Ce “mouvement de foule” a attiré l’attention de la presse internationale, forçant le ministre des ressources australien à détailler publiquement les initiatives climatiques à venir, en réponse aux interrogations soulevées. Dit autrement, qu’ils soient gagnés ou perdus, ces “petits procès” intentés par les activistes ont déjà atteint leur objectif : ils ont créé le débat public sur le risque climatique en Australie.
L’effet Greta Thunberg
Une dynamique qui rappelle celle de la jeune militante écologiste suédoise, personnalité de l’année 2019, selon Time magazine. Dont on ne peut que saluer l’engagement et l’impact colossal qu’elle a déjà eu, avec très peu de moyens — qu'on soit d'accord ou non avec ses idées.
Depuis ses protestations initialement solitaires devant le Parlement suédois, jusqu’à son discours aux Nations Unies, elle a en effet prouvé que l’activisme n’est pas une affaire de taille individuelle. De larges mouvements peuvent émerger de nulle part et finalement peser lourd sur les positions de hauts responsables.
L’impact modeste des petits gestes...
Mais si des exemples comme le sien ou celui de Kathleen O’Donnell sont remarquables par leurs expositions médiatiques, des actions plus modestes sont menées au quotidien par ceux qu’on appelle les “consomm’acteurs”.
Vous-même avez peut être pris l'habitude d'acheter des produits de marques dont vous partagez les valeurs, voire de boycotter ceux des marques avec lesquelles vous êtes en désaccord. Ces choix sont devenus bien plus visibles avec les réseaux sociaux, qui permettent aux nouvelles générations de voter publiquement “avec leurs portefeuilles”. Mais de nombreuses études ont prouvé que l’impact d’un tel activisme pesait surtout sur l’image, et moins sur les émissions de CO2 des entreprises ciblées.
70% des émissions de CO2 proviennent en effet de (seulement) 100 entreprises [1]. Alors oui : il faut arrêter les pailles en plastique chez Starbucks, mais ce n’est pas ça qui changera la face du monde. La question devient alors : que peut faire le citoyen engagé pour vraiment avoir de l’impact ?
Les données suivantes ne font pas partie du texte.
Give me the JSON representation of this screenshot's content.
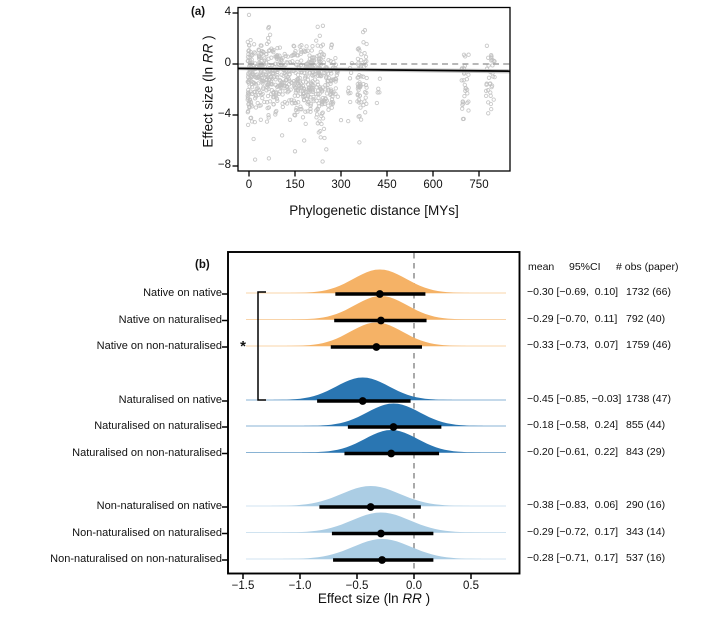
{
  "figure": {
    "background": "#ffffff"
  },
  "chart_data": [
    {
      "type": "scatter",
      "panel_tag": "(a)",
      "xlabel": "Phylogenetic distance [MYs]",
      "ylabel_prefix": "Effect size (ln ",
      "ylabel_italic": "RR",
      "ylabel_suffix": " )",
      "x_tick_labels": [
        "0",
        "150",
        "300",
        "450",
        "600",
        "750"
      ],
      "x_tick_values": [
        0,
        150,
        300,
        450,
        600,
        750
      ],
      "y_tick_labels": [
        "4",
        "0",
        "−4",
        "−8"
      ],
      "y_tick_values": [
        4,
        0,
        -4,
        -8
      ],
      "xlim": [
        -35,
        855
      ],
      "ylim": [
        -8.45,
        4.45
      ],
      "zero_line_y": 0,
      "point_color": "#c0c0c0",
      "trend_line": {
        "x_start": -35,
        "x_end": 855,
        "y_start": -0.35,
        "y_end": -0.56
      },
      "trend_band": {
        "top_start": -0.22,
        "bot_start": -0.48,
        "top_end": -0.4,
        "bot_end": -0.74,
        "color": "#b9b9b9"
      },
      "scatter_clusters": [
        {
          "x": 2,
          "n": 60,
          "c": -1.1,
          "s": 1.7,
          "lo": -5.8,
          "hi": 2.1
        },
        {
          "x": 16,
          "n": 34,
          "c": -1.3,
          "s": 1.6,
          "lo": -7.5,
          "hi": 1.7
        },
        {
          "x": 30,
          "n": 30,
          "c": -1.0,
          "s": 1.4,
          "lo": -6.6,
          "hi": 1.6
        },
        {
          "x": 45,
          "n": 38,
          "c": -0.9,
          "s": 1.5,
          "lo": -4.6,
          "hi": 2.2
        },
        {
          "x": 62,
          "n": 42,
          "c": -1.2,
          "s": 1.7,
          "lo": -7.4,
          "hi": 2.9
        },
        {
          "x": 76,
          "n": 28,
          "c": -1.0,
          "s": 1.4,
          "lo": -3.9,
          "hi": 1.4
        },
        {
          "x": 92,
          "n": 34,
          "c": -1.1,
          "s": 1.5,
          "lo": -4.2,
          "hi": 1.6
        },
        {
          "x": 106,
          "n": 30,
          "c": -0.9,
          "s": 1.3,
          "lo": -3.4,
          "hi": 1.5
        },
        {
          "x": 120,
          "n": 26,
          "c": -0.8,
          "s": 1.2,
          "lo": -3.2,
          "hi": 1.1
        },
        {
          "x": 136,
          "n": 20,
          "c": -1.4,
          "s": 1.4,
          "lo": -4.6,
          "hi": 0.9
        },
        {
          "x": 152,
          "n": 30,
          "c": -1.0,
          "s": 1.5,
          "lo": -6.9,
          "hi": 1.6
        },
        {
          "x": 166,
          "n": 34,
          "c": -1.2,
          "s": 1.5,
          "lo": -4.8,
          "hi": 1.6
        },
        {
          "x": 182,
          "n": 30,
          "c": -1.5,
          "s": 1.6,
          "lo": -5.6,
          "hi": 1.5
        },
        {
          "x": 196,
          "n": 38,
          "c": -1.2,
          "s": 1.5,
          "lo": -4.6,
          "hi": 1.7
        },
        {
          "x": 210,
          "n": 34,
          "c": -1.1,
          "s": 1.4,
          "lo": -4.2,
          "hi": 1.6
        },
        {
          "x": 226,
          "n": 48,
          "c": -1.5,
          "s": 1.9,
          "lo": -7.0,
          "hi": 3.1
        },
        {
          "x": 240,
          "n": 34,
          "c": -1.8,
          "s": 1.9,
          "lo": -7.7,
          "hi": 1.6
        },
        {
          "x": 255,
          "n": 24,
          "c": -1.2,
          "s": 1.4,
          "lo": -4.2,
          "hi": 1.2
        },
        {
          "x": 270,
          "n": 30,
          "c": -1.4,
          "s": 1.6,
          "lo": -5.2,
          "hi": 1.6
        },
        {
          "x": 286,
          "n": 14,
          "c": -1.0,
          "s": 1.1,
          "lo": -3.1,
          "hi": 0.6
        },
        {
          "x": 330,
          "n": 10,
          "c": -1.8,
          "s": 1.4,
          "lo": -4.6,
          "hi": 0.4
        },
        {
          "x": 360,
          "n": 38,
          "c": -1.6,
          "s": 1.8,
          "lo": -6.2,
          "hi": 1.8
        },
        {
          "x": 377,
          "n": 20,
          "c": -1.2,
          "s": 1.6,
          "lo": -5.6,
          "hi": 2.7
        },
        {
          "x": 420,
          "n": 5,
          "c": -2.0,
          "s": 0.9,
          "lo": -3.2,
          "hi": -0.8
        },
        {
          "x": 700,
          "n": 20,
          "c": -1.3,
          "s": 1.6,
          "lo": -4.7,
          "hi": 1.4
        },
        {
          "x": 713,
          "n": 10,
          "c": -1.6,
          "s": 1.5,
          "lo": -4.4,
          "hi": 1.0
        },
        {
          "x": 780,
          "n": 16,
          "c": -1.2,
          "s": 1.6,
          "lo": -5.1,
          "hi": 1.7
        },
        {
          "x": 794,
          "n": 18,
          "c": -1.5,
          "s": 1.7,
          "lo": -5.0,
          "hi": 1.6
        }
      ],
      "scatter_outliers": [
        [
          0,
          3.85
        ],
        [
          241,
          3.0
        ],
        [
          65,
          2.9
        ],
        [
          378,
          2.65
        ],
        [
          372,
          2.5
        ],
        [
          20,
          -7.5
        ],
        [
          65,
          -7.4
        ],
        [
          240,
          -7.65
        ],
        [
          252,
          -6.7
        ],
        [
          150,
          -6.85
        ],
        [
          360,
          -6.15
        ],
        [
          300,
          -4.4
        ],
        [
          108,
          -5.6
        ],
        [
          180,
          -6.0
        ]
      ]
    },
    {
      "type": "area",
      "subtype": "ridgeline-forest",
      "panel_tag": "(b)",
      "xlabel_prefix": "Effect size (ln ",
      "xlabel_italic": "RR",
      "xlabel_suffix": " )",
      "x_tick_labels": [
        "−1.5",
        "−1.0",
        "−0.5",
        "0.0",
        "0.5"
      ],
      "x_tick_values": [
        -1.5,
        -1.0,
        -0.5,
        0.0,
        0.5
      ],
      "xlim": [
        -1.63,
        0.93
      ],
      "zero_line_x": 0.0,
      "significance_star": "*",
      "header": {
        "mean": "mean",
        "ci": "95%CI",
        "obs": "# obs (paper)"
      },
      "groups": {
        "native": "#F5B266",
        "naturalised": "#2A76B2",
        "non_naturalised": "#ABCDE4"
      },
      "rows": [
        {
          "label": "Native on native",
          "group": "native",
          "mean": -0.3,
          "ci_low": -0.69,
          "ci_high": 0.1,
          "stats": "−0.30 [−0.69,  0.10]",
          "obs": "1732 (66)"
        },
        {
          "label": "Native on naturalised",
          "group": "native",
          "mean": -0.29,
          "ci_low": -0.7,
          "ci_high": 0.11,
          "stats": "−0.29 [−0.70,  0.11]",
          "obs": "792 (40)"
        },
        {
          "label": "Native on non-naturalised",
          "group": "native",
          "mean": -0.33,
          "ci_low": -0.73,
          "ci_high": 0.07,
          "stats": "−0.33 [−0.73,  0.07]",
          "obs": "1759 (46)"
        },
        {
          "label": "Naturalised on native",
          "group": "naturalised",
          "mean": -0.45,
          "ci_low": -0.85,
          "ci_high": -0.03,
          "stats": "−0.45 [−0.85, −0.03]",
          "obs": "1738 (47)"
        },
        {
          "label": "Naturalised on naturalised",
          "group": "naturalised",
          "mean": -0.18,
          "ci_low": -0.58,
          "ci_high": 0.24,
          "stats": "−0.18 [−0.58,  0.24]",
          "obs": "855 (44)"
        },
        {
          "label": "Naturalised on non-naturalised",
          "group": "naturalised",
          "mean": -0.2,
          "ci_low": -0.61,
          "ci_high": 0.22,
          "stats": "−0.20 [−0.61,  0.22]",
          "obs": "843 (29)"
        },
        {
          "label": "Non-naturalised on native",
          "group": "non_naturalised",
          "mean": -0.38,
          "ci_low": -0.83,
          "ci_high": 0.06,
          "stats": "−0.38 [−0.83,  0.06]",
          "obs": "290 (16)"
        },
        {
          "label": "Non-naturalised on naturalised",
          "group": "non_naturalised",
          "mean": -0.29,
          "ci_low": -0.72,
          "ci_high": 0.17,
          "stats": "−0.29 [−0.72,  0.17]",
          "obs": "343 (14)"
        },
        {
          "label": "Non-naturalised on non-naturalised",
          "group": "non_naturalised",
          "mean": -0.28,
          "ci_low": -0.71,
          "ci_high": 0.17,
          "stats": "−0.28 [−0.71,  0.17]",
          "obs": "537 (16)"
        }
      ]
    }
  ]
}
...compensé par le pouvoir de l’épargnant
Dans le passé, les assemblées générales d’actionnaires étaient plus une formalité qu’autre chose. L’équipe dirigeante présentait les résultats de l’entreprise à un parterre d’analystes financiers et d’investisseurs institutionnels. Et on finissait invariablement par adopter à presque 100% les résolutions soumises par le management.
Depuis quelques années, les choses ont changé. La lutte contre le réchauffement climatique et la justice sociale apparaissent de plus en plus régulièrement sur l’agenda des AG, sous l’impulsion des actionnaires, suivant deux scénarios.
Dans le premier, relativement rare, les petits porteurs se réunissent en collectifs pour forcer le débat sur le sujet. C’est compliqué, car il faut généralement représenter un pourcentage minimum du capital total avant de pouvoir imposer une résolution à l’agenda.
Des répercussions à l'échelle mondiale
Dans le second, cet engouement des épargnants individuels pour l’investissement responsable est tel qu’il force le changement au sein des grandes sociétés de gestion. En Europe, BNP Paribas Asset Management, Robeco ou Allianz l’ont bien compris et mettant en avant leurs convictions sur le sujet, pour attirer l’épargne des clients.
Après des années de critiques appuyées, le géant américain Blackrock a annoncé mettre le changement climatique au coeur de sa stratégie, pour les mêmes raisons. Au Japon, c’est l’énorme fonds de pension des fonctionnaires qui s’agite en faveur de la protection de l’environnement.
Et quand ces actionnaires institutionnels abordent le sujet, les managers des grands groupes industriels sont obligés d’écouter. La compagnie pétrolière Chevron a été obligé de rendre publique ses efforts de lobbying sur le réchauffement climatique, sur proposition de BNP Paribas AM. Chez Santos, 43% des actionnaires ont soutenu la résolution proposant que la société se fixe des objectifs en ligne avec l’accord de Paris. De façon similaire, l’obligation de mettre en place un plan de conformité avec cet accord a reçu le soutien de 35% des actionnaires du groupe japonais Mizuho Financial.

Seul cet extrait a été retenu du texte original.